When down-skilling makes Haiku worse
Wrapping Haiku 4.5 in a down-skilling skill prompt — structured XML, rubric, 4–6 few-shot examples — fixed broken CLI commands, classification drift, and code-review scope creep, and on a register-rewrite task drove architectural hallucination from 4/20 runs to 19/20. Today's test: eight task archetypes (triage, code review, voice rewriting, JSON extraction, changelog generation, sort-and-filter, NL→CLI, copyedit), vanilla Haiku vs down-skilled, 20 runs per cell on the first three tasks and five on the rest. Full results.
The clearest win: T7, NL→CLI
Vanilla Haiku, asked in English for a gh pr list command filtering by state and sorting by creation date ascending, returned this in 5/5 runs:
gh pr list --state open --sort created --order asc
--sort and --order are not flags on gh pr list. The command errors out. A user reading a confident-looking shell snippet might paste it straight into a terminal.
The down-skilled prompt — same task, same model, plus examples, a "do not invent flags" rule, and one tagged BAD example showing exactly the wrong syntax — produced the correct --search "sort:created-asc" in 5/5 runs. Triage and code-review tasks showed the same shape: vanilla classifications drifted across runs (15 QUESTION / 5 FEATURE_REQUEST on the same input); down-skilled never drifted (20/20 QUESTION) and held the schema 100% of the time vs 0%. Schema, vocabulary, and command syntax all line up under demonstration. The voice-rewrite task did not.
The reversal: T3, voice rewrite
The third task was a register rewrite: take a marketing paragraph about a "caching layer" and rewrite it dry, same length. The vanilla model produced flat, slightly-deflated marketing copy. The down-skilled model produced this kind of thing:
Caching layer released. It intercepts reads at the application level and stores results in a distributed hash table with automatic invalidation on write…
"Distributed hash table" was not in the source. Neither was "cache-aside pattern," "LRU eviction," "TTL-based invalidation," or "p99 percentiles" — all of which appeared in subsequent runs. At n=20: 19 of 20 down-skilled outputs invented architectural details that weren't in the input. The vanilla baseline was 4/20.

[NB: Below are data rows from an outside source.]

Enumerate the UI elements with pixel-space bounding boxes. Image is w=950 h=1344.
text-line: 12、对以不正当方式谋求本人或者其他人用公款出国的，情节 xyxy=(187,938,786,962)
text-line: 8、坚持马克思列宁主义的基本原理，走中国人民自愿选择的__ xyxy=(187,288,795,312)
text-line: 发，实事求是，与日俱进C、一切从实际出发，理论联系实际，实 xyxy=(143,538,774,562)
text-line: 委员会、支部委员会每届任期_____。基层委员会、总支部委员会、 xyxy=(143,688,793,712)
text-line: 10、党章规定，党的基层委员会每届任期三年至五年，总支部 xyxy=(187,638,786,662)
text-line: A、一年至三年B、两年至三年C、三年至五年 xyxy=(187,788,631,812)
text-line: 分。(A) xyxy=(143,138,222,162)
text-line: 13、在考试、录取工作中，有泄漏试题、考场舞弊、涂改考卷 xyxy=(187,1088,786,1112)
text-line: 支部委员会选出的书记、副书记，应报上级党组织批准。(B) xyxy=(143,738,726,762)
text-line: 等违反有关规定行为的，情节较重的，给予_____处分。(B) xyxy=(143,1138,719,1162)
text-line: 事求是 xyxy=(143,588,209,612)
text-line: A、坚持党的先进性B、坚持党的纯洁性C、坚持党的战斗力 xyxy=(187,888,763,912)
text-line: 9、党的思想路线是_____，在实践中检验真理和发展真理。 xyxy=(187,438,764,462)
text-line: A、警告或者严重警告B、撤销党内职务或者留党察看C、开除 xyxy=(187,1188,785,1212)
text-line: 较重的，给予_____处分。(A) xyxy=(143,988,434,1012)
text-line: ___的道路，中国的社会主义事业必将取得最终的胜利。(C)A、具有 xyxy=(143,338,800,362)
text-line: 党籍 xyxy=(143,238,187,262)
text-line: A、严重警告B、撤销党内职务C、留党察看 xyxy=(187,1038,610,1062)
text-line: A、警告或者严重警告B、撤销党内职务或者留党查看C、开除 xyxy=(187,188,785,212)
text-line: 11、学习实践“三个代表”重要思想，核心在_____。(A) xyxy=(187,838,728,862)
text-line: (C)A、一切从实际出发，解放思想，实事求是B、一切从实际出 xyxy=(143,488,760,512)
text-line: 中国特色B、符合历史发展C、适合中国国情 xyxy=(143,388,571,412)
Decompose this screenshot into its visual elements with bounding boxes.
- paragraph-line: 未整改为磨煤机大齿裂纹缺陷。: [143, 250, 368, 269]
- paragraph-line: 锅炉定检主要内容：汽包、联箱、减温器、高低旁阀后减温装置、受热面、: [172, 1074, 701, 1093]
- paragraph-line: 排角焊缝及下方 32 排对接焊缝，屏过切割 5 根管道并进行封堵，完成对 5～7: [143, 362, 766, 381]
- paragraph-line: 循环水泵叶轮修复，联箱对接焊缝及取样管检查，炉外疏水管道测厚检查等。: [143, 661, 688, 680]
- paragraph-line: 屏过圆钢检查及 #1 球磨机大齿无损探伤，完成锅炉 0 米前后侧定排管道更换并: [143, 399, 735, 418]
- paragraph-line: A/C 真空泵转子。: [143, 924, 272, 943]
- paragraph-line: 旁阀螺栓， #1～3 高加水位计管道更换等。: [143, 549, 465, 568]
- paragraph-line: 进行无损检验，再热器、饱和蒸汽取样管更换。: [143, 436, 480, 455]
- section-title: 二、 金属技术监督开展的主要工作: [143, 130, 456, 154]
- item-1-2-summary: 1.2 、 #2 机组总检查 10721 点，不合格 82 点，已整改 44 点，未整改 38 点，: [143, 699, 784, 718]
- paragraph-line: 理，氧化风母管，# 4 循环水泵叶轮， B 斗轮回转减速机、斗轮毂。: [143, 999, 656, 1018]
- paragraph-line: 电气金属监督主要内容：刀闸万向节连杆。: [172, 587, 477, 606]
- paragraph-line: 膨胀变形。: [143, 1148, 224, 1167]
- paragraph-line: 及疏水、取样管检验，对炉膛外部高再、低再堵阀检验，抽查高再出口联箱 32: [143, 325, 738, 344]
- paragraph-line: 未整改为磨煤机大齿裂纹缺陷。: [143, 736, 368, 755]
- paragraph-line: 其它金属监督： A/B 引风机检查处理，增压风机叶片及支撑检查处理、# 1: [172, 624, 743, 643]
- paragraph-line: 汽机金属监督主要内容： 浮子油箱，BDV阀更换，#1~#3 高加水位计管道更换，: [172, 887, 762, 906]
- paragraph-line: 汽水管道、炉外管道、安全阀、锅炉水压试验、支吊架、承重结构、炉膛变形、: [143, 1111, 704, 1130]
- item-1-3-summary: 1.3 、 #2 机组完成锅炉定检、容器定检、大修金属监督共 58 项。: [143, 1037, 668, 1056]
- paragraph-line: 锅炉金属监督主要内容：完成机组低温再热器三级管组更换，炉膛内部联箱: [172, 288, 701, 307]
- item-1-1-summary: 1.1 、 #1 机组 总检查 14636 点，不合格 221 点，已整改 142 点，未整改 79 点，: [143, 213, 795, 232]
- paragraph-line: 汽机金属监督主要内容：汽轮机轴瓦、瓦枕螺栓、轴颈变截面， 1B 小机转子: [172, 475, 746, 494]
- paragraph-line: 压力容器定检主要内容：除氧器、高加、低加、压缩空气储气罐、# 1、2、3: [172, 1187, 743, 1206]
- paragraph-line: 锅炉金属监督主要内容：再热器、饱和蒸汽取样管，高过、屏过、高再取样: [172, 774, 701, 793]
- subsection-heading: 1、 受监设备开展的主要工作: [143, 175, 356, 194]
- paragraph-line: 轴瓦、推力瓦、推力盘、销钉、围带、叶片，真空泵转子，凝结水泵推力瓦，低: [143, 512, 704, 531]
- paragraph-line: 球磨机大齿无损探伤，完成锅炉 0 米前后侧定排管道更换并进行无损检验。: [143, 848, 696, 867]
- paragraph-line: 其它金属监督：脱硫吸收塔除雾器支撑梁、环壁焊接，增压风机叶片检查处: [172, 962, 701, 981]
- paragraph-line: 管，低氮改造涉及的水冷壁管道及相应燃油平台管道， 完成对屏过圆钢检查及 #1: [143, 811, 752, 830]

The rule in the prompt explicitly said "do not invent." The examples in the prompt demonstrated outputs like "…replaces the previous session-cookie flow with short-lived JWTs plus a refresh endpoint…" — concrete, technical, specific. None of those specifics traced back to that example's input. Haiku copied the demonstrated pattern of confident architectural detail and ignored the rule.
The fix
Down-skilling v1.2.0 shipped two audit steps that must pass before any down-skilled prompt gets delivered, plus a new example pattern:
- Source-anchoring. Every concrete fact in an example output must be inferrable from that example's input. If you can't reproduce the output knowing only the input, either add the detail to the input or remove it from the output.
- Length calibration. Example output lengths must sit inside the stated output range; rules don't override the example central tendency.
The new example pattern is "model the silence" — input is abstract, output explicitly names what the source omits ("the announcement does not specify the underlying architecture…") — giving the small model a demonstrated way to handle abstraction other than filling the gap.
A T3b rerun with calibrated examples produced 0/5 hallucinated architectural details. n=5, not the n=20 of the original baseline; the contrast is suggestive rather than conclusive, but the failure mode that was 95% prevalent across twenty runs disappeared across five. Length overshoot is partially fixed too: outputs moved from 43 words average toward 52 (spec was 60–90), tracking the calibrated examples' new central tendency without quite reaching it.